Ce vendredi, la France retourne en confinement comme l’Irlande l’est depuis quelques jours. Les cinémas ferment leurs portes. Mais on compte bien les envahir à nouveau dès que la situation le permettra. Alors, pour être optimiste et aller de l’avant, on s’est dit que c’était le bon moment pour parler du plus beau film de 2020.

La sortie du Peuple Loup est maintenue au 16 décembre prochain.

 

LA CRITIQUE

Vous vous souvenez de votre séance découverte de Brendan et le Secret de Kells ? Moi je me rappelle avoir vu l’affiche quelque part dans Paris. Un film d’animation sur le fameux Livre de Kells, avec Kila (un groupe que j’affectionnais déjà avant) à la bande-originale, ça avait tout pour me plaire. Le reste, une projection dans une petite salle de feu l’UGC Orient Express, appartient à l’histoire. Depuis, le réalisateur Tomm Moore a signé l’éblouissant Chant de la Mer. Onze ans après Brendan, il retrouve la forêt irlandaise et ses légendes pour Wolfwalkers. Son meilleur film.

L’histoire se déroule à Kilkenny au 17e siècle. L’Anglais Oliver Cromwell a conquis l’Irlande et a mis en place, entre autre atrocité, une loi contre les loups. Dans le film, il a fait venir un chasseur anglais (doublé par Sean Bean) et sa jeune fille Robyn pour abattre les animaux. Si lui obéit scrupuleusement aux ordres du “Lord Protector” anglais, elle n’a naturellement qu’une envie, celle de fuir dans la forêt. C’est là-bas qu’elle va découvrir que les loups ne sont pas des bêtes sauvages, ce sont des “Wolfwalkers”, des humains dont l’esprit prend l’apparence physique de l’animal la nuit. C’est aussi là-bas qu’elle va comprendre l’injustice des actions menées par les Anglais.

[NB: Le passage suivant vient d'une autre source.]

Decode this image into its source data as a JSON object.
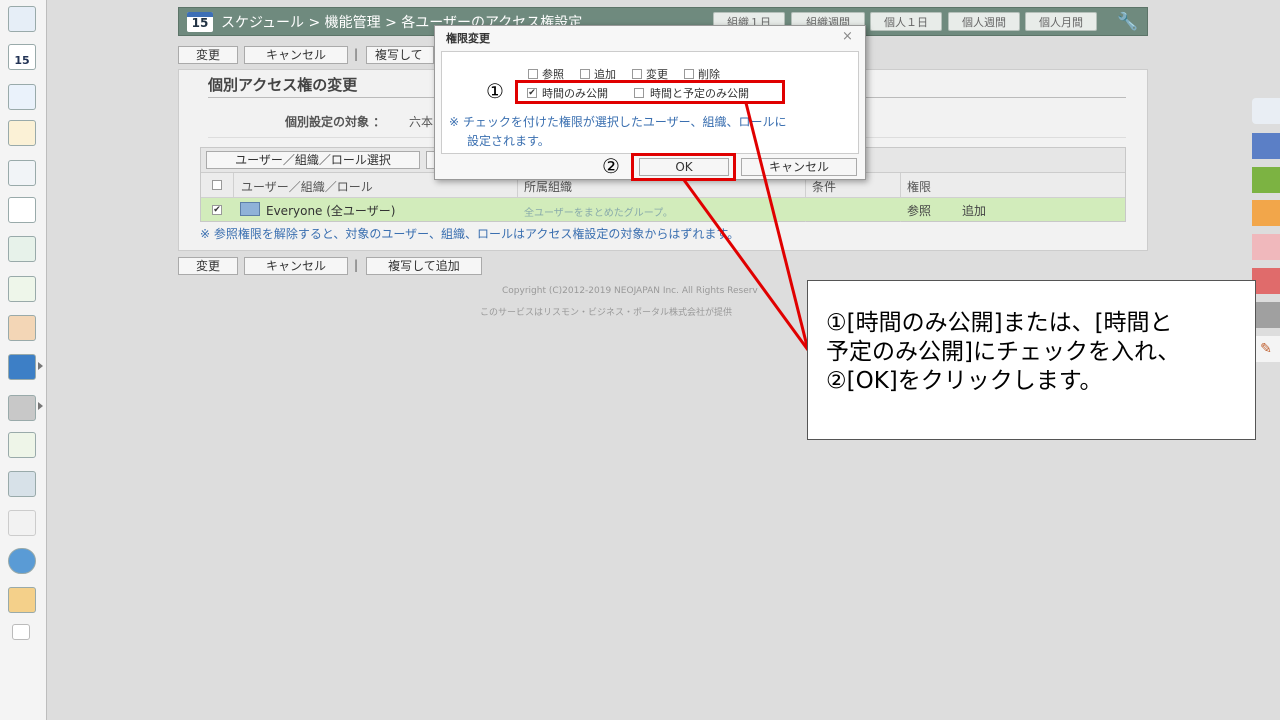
{
  "header": {
    "title": "スケジュール > 機能管理 > 各ユーザーのアクセス権設定",
    "calendar_day": "15",
    "view_buttons": [
      "組織１日",
      "組織週間",
      "個人１日",
      "個人週間",
      "個人月間"
    ]
  },
  "action_bar": {
    "change_label": "変更",
    "cancel_label": "キャンセル",
    "separator": "|",
    "copy_add_label": "複写して追加",
    "copy_add_partial": "複写して"
  },
  "panel": {
    "title": "個別アクセス権の変更",
    "target_label": "個別設定の対象 ：",
    "target_value": "六本",
    "select_button": "ユーザー／組織／ロール選択",
    "columns": [
      "ユーザー／組織／ロール",
      "所属組織",
      "条件",
      "権限"
    ],
    "rows": [
      {
        "name": "Everyone (全ユーザー)",
        "org": "全ユーザーをまとめたグループ。",
        "condition": "",
        "perm1": "参照",
        "perm2": "追加"
      }
    ],
    "note": "※ 参照権限を解除すると、対象のユーザー、組織、ロールはアクセス権設定の対象からはずれます。"
  },
  "footer": {
    "copyright": "Copyright (C)2012-2019 NEOJAPAN Inc. All Rights Reserv",
    "service": "このサービスはリスモン・ビジネス・ポータル株式会社が提供"
  },
  "dialog": {
    "title": "権限変更",
    "close_glyph": "×",
    "checkboxes_row1": [
      "参照",
      "追加",
      "変更",
      "削除"
    ],
    "time_only": "時間のみ公開",
    "time_and_plan": "時間と予定のみ公開",
    "note_line1": "※ チェックを付けた権限が選択したユーザー、組織、ロールに",
    "note_line2": "設定されます。",
    "ok_label": "OK",
    "cancel_label": "キャンセル"
  },
  "annotation": {
    "marker1": "①",
    "marker2": "②",
    "callout_line1": "①[時間のみ公開]または、[時間と",
    "callout_line2": "予定のみ公開]にチェックを入れ、",
    "callout_line3": "②[OK]をクリックします。"
  },
  "colors": {
    "header_bg": "#6f8a7e",
    "row_highlight": "#d2ecbb",
    "note_blue": "#3a6fb0",
    "annotation_red": "#e00000"
  },
  "icons": [
    "calendar-icon",
    "wrench-icon",
    "close-icon",
    "checkbox-icon",
    "group-icon"
  ]
}
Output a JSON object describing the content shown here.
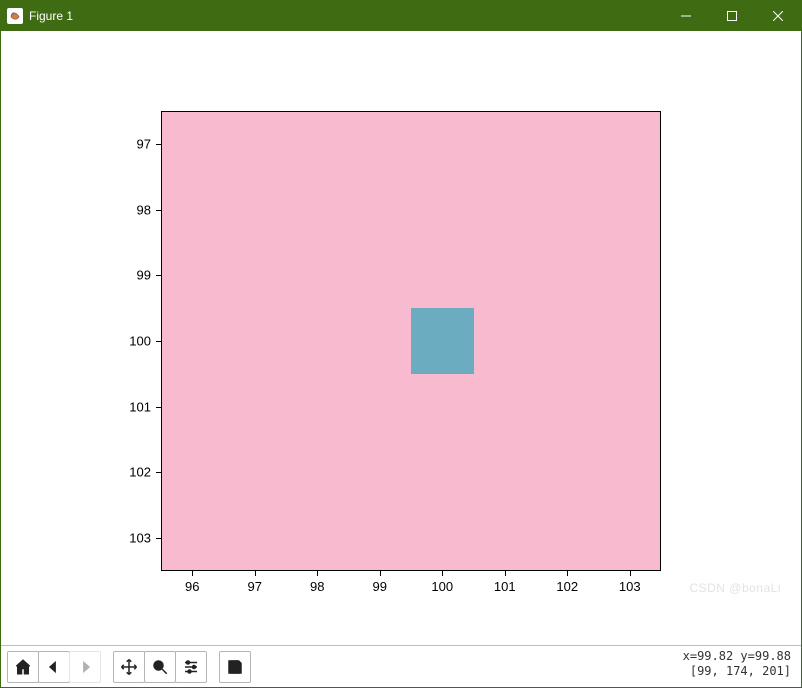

Le Peuple Loup est un film sur les oppositions. Tomm Moore et Ross Stewart mettent face à face, naturellement, les Anglais et les Irlandais. Ils vont aussi opposer la ville et la forêt, les humains et les loups, la modernité et les traditions. Il vont le faire grâce à une écriture soignée de personnages tout en nuances. Robyn est particulièrement réussie, et son père n’est pas loin derrière. Quelques personnages secondaires viennent apporter un ressort comique bienvenu. Et la jeune louve/humaine Mebh (prononcez “Maeve”) rappelle Aisling du Secret de Kells. Et pour cause, elle vit dans la forêt et apporte son lot de magie à une histoire bien dense.

Ce qui surprend le plus dans Wolfwalkers, c’est la qualité de l’animation, le soin apporté aux décors et à la réalisation. Techniquement, Ross Stewart et Tomm Moore ont repoussé les limites de leur art. Certaines séquences sont étourdissantes de beauté, que ça soit les plans de forêt ou même certains passages plus onirique (on pense à une séquence de course de loups montée sur “Running with the Wolves” d’Aurora). Les deux réalisateurs cherchent le cadre parfait, la symétrie impeccable et pousse l’opposition jusque dans les styles graphiques. La ville est sombre, austère et anguleuse quand la forêt est colorée, lumineuse et toute en courbes, le pont étant fait par la jeune Robyn dont le design s’arrondit au fur et à mesure de l’histoire. On pense à Genndy Tartakovsky pour la ville (notamment lors du final) et aux Disney de la grande époque pour la partie forestière. Non, pas le Disney des années 90, celui des “Nine Old Men” et du Livre de la Jungle de Wolfgang Reitherman.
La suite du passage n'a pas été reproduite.